Joseph pondered this question day after day, year after year. Like most things there could be a simple solution. And then Joseph became overwhelmingly obsessed by it. He went to see a psychiatrist.
“Do something else in the evenings,” said the psychiatrist. “Take up a hobby. Get your mind to think on other things.”
So Joseph took up knitting in the evenings. It was while following a knitting pattern that Joseph saw the answer. It had been staring him in the face all along.
Aunt Lola was a drunk. She’d start drinking at about nine o’clock each day and would be drunk as a skunk by lunchtime. She used to knit, and half the time she didn’t know if she was knitting purl or plain, but it didn’t matter because she had no clue whether she was making a pullover or a pair of socks.
And selfish! She’d ask if anyone wanted a chocolate, and she’d produce a big box of chocolates, and when all the kids said “Yes!” she’d take a chocolate and unwrap it slowly and pop it in her mouth and say “Ha ha ha”. Everyone else got nothing as she slowly sucked on her chocolate.
And dirty too. I don’t know if she ever showered. She stunk. Apparently when she died they had to use a pair of scissors to cut her underwear off. It was stuck to her skin. Yuck!
She was one of the nastiest people I have ever met. A total conniving vixen, if you ask me.
Finally, I’d like to thank her kids for asking me to speak at her funeral today.

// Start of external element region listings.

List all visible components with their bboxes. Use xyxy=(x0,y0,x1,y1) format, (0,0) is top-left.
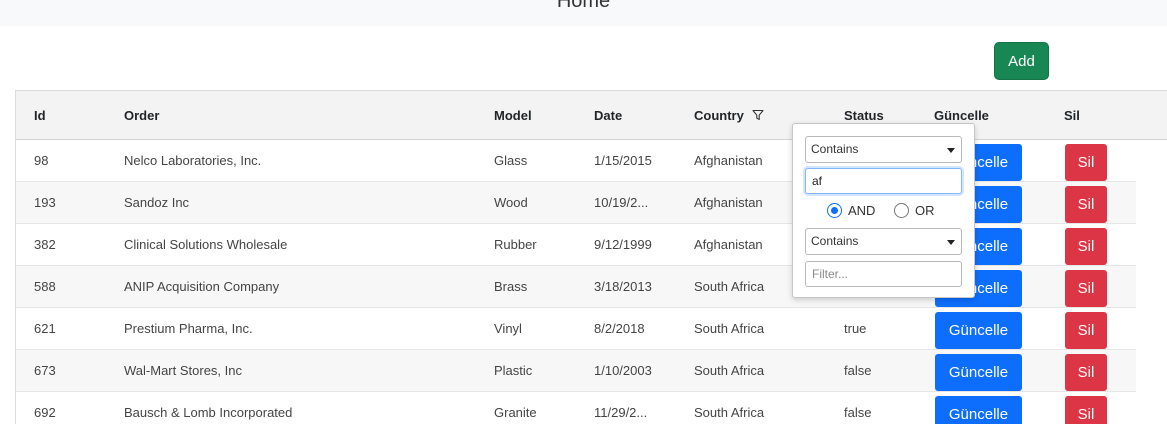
filter-and-label: AND xyxy=(848,203,876,218)
table-row[interactable]: 621 Prestium Pharma, Inc. Vinyl 8/2/2018 Sou… xyxy=(16,308,1136,350)
cell-order: Bausch & Lomb Incorporated xyxy=(124,405,293,420)
cell-country: South Africa xyxy=(694,405,765,420)
column-header-model[interactable]: Model xyxy=(494,91,532,140)
filter-icon[interactable] xyxy=(752,109,764,121)
cell-id: 673 xyxy=(34,363,56,378)
cell-model: Granite xyxy=(494,405,537,420)
table-row[interactable]: 692 Bausch & Lomb Incorporated Granite 11/2… xyxy=(16,392,1136,424)
cell-country: Afghanistan xyxy=(694,237,763,252)
cell-date: 10/19/2... xyxy=(594,195,649,210)
cell-date: 9/12/1999 xyxy=(594,237,652,252)
cell-order: Nelco Laboratories, Inc. xyxy=(124,153,262,168)
delete-button[interactable]: Sil xyxy=(1065,396,1107,424)
cell-date: 11/29/2... xyxy=(594,405,648,420)
cell-date: 1/10/2003 xyxy=(594,363,652,378)
filter-value-input-1[interactable] xyxy=(805,168,962,194)
cell-order: Sandoz Inc xyxy=(124,195,190,210)
delete-button[interactable]: Sil xyxy=(1065,354,1107,391)
chevron-down-icon xyxy=(947,148,955,153)
cell-order: Clinical Solutions Wholesale xyxy=(124,237,288,252)
cell-model: Brass xyxy=(494,279,528,294)
delete-button[interactable]: Sil xyxy=(1065,270,1107,307)
update-button[interactable]: Güncelle xyxy=(935,396,1022,424)
column-header-order[interactable]: Order xyxy=(124,91,159,140)
cell-country: South Africa xyxy=(694,279,765,294)
chevron-down-icon xyxy=(947,240,955,245)
column-filter-popup: Contains AND OR Contains xyxy=(792,123,975,298)
column-header-date[interactable]: Date xyxy=(594,91,622,140)
column-header-id[interactable]: Id xyxy=(34,91,46,140)
filter-operator-select-1[interactable]: Contains xyxy=(805,136,962,163)
cell-model: Wood xyxy=(494,195,528,210)
filter-and-radio[interactable] xyxy=(827,203,842,218)
cell-model: Glass xyxy=(494,153,528,168)
cell-order: ANIP Acquisition Company xyxy=(124,279,280,294)
cell-id: 98 xyxy=(34,153,49,168)
filter-or-label: OR xyxy=(915,203,935,218)
cell-order: Prestium Pharma, Inc. xyxy=(124,321,253,336)
table-row[interactable]: 673 Wal-Mart Stores, Inc Plastic 1/10/2003 S… xyxy=(16,350,1136,392)
update-button[interactable]: Güncelle xyxy=(935,354,1022,391)
cell-id: 382 xyxy=(34,237,56,252)
filter-operator-2-label: Contains xyxy=(811,234,859,248)
top-bar: Home xyxy=(0,0,1167,26)
cell-status: true xyxy=(844,321,867,336)
column-header-country[interactable]: Country xyxy=(694,91,744,140)
delete-button[interactable]: Sil xyxy=(1065,144,1107,181)
delete-button[interactable]: Sil xyxy=(1065,312,1107,349)
cell-status: false xyxy=(844,405,872,420)
cell-date: 8/2/2018 xyxy=(594,321,645,336)
cell-model: Rubber xyxy=(494,237,537,252)
add-button[interactable]: Add xyxy=(994,42,1049,80)
filter-operator-1-label: Contains xyxy=(811,142,859,156)
cell-id: 692 xyxy=(34,405,56,420)
delete-button[interactable]: Sil xyxy=(1065,228,1107,265)
cell-date: 3/18/2013 xyxy=(594,279,652,294)
cell-country: Afghanistan xyxy=(694,195,763,210)
filter-value-input-2[interactable] xyxy=(805,261,962,287)
delete-button[interactable]: Sil xyxy=(1065,186,1107,223)
grid-header: Id Order Model Date Country Status Günce… xyxy=(16,91,1167,140)
cell-model: Plastic xyxy=(494,363,533,378)
cell-country: South Africa xyxy=(694,321,765,336)
filter-operator-select-2[interactable]: Contains xyxy=(805,228,962,255)
data-grid: Id Order Model Date Country Status Günce… xyxy=(15,90,1167,424)
cell-model: Vinyl xyxy=(494,321,522,336)
cell-id: 193 xyxy=(34,195,56,210)
cell-date: 1/15/2015 xyxy=(594,153,652,168)
update-button[interactable]: Güncelle xyxy=(935,312,1022,349)
cell-country: Afghanistan xyxy=(694,153,763,168)
cell-id: 621 xyxy=(34,321,56,336)
cell-order: Wal-Mart Stores, Inc xyxy=(124,363,242,378)
filter-or-radio[interactable] xyxy=(894,203,909,218)
cell-status: false xyxy=(844,363,872,378)
column-header-sil: Sil xyxy=(1064,108,1080,123)
page-title: Home xyxy=(556,0,611,12)
cell-id: 588 xyxy=(34,279,56,294)
cell-country: South Africa xyxy=(694,363,765,378)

When old Mrs Bradshaw wasn’t knitting she was sewing. How she could sew a button back on a shirt in thirty seconds without hardly looking was anyone’s guess. How she could knit the most complex pattern while watching television was a marvel.
And generous to a fault. She would sew doll’s clothes for every doll in the street. There wasn’t a girl with a doll within a radius of a mile who hadn’t at some stage knocked on old Mrs Bradshaw’s door. And out came the clothes patterns: books and books of fashionable clothes designs. It was a girl to girl thing. Old Mrs Bradshaw would spend hours discussing and suggesting. You’d think the doll was about to walk down the carpet to the Oscars.
Year after year, old Mrs Bradshaw won the quilting section at the annual craft show. No one minded her monopoly on the first prize.
“Yes of course, dear. You buy the wool and I’ll knit you a pullover. What sort of pattern would you like? You get the fabric and I’ll make you a quilt. Yes, yes. Bring your trousers here and I’ll take them up.”
And all for nothing. She never charged.
To think that now she’s dead. Dear old Mrs Bradshaw. Always so generous. Even her pre-planned death notice stated: In lieu of flowers please make a donation to the Salvation Army’s charitable fund. Her funeral was packed.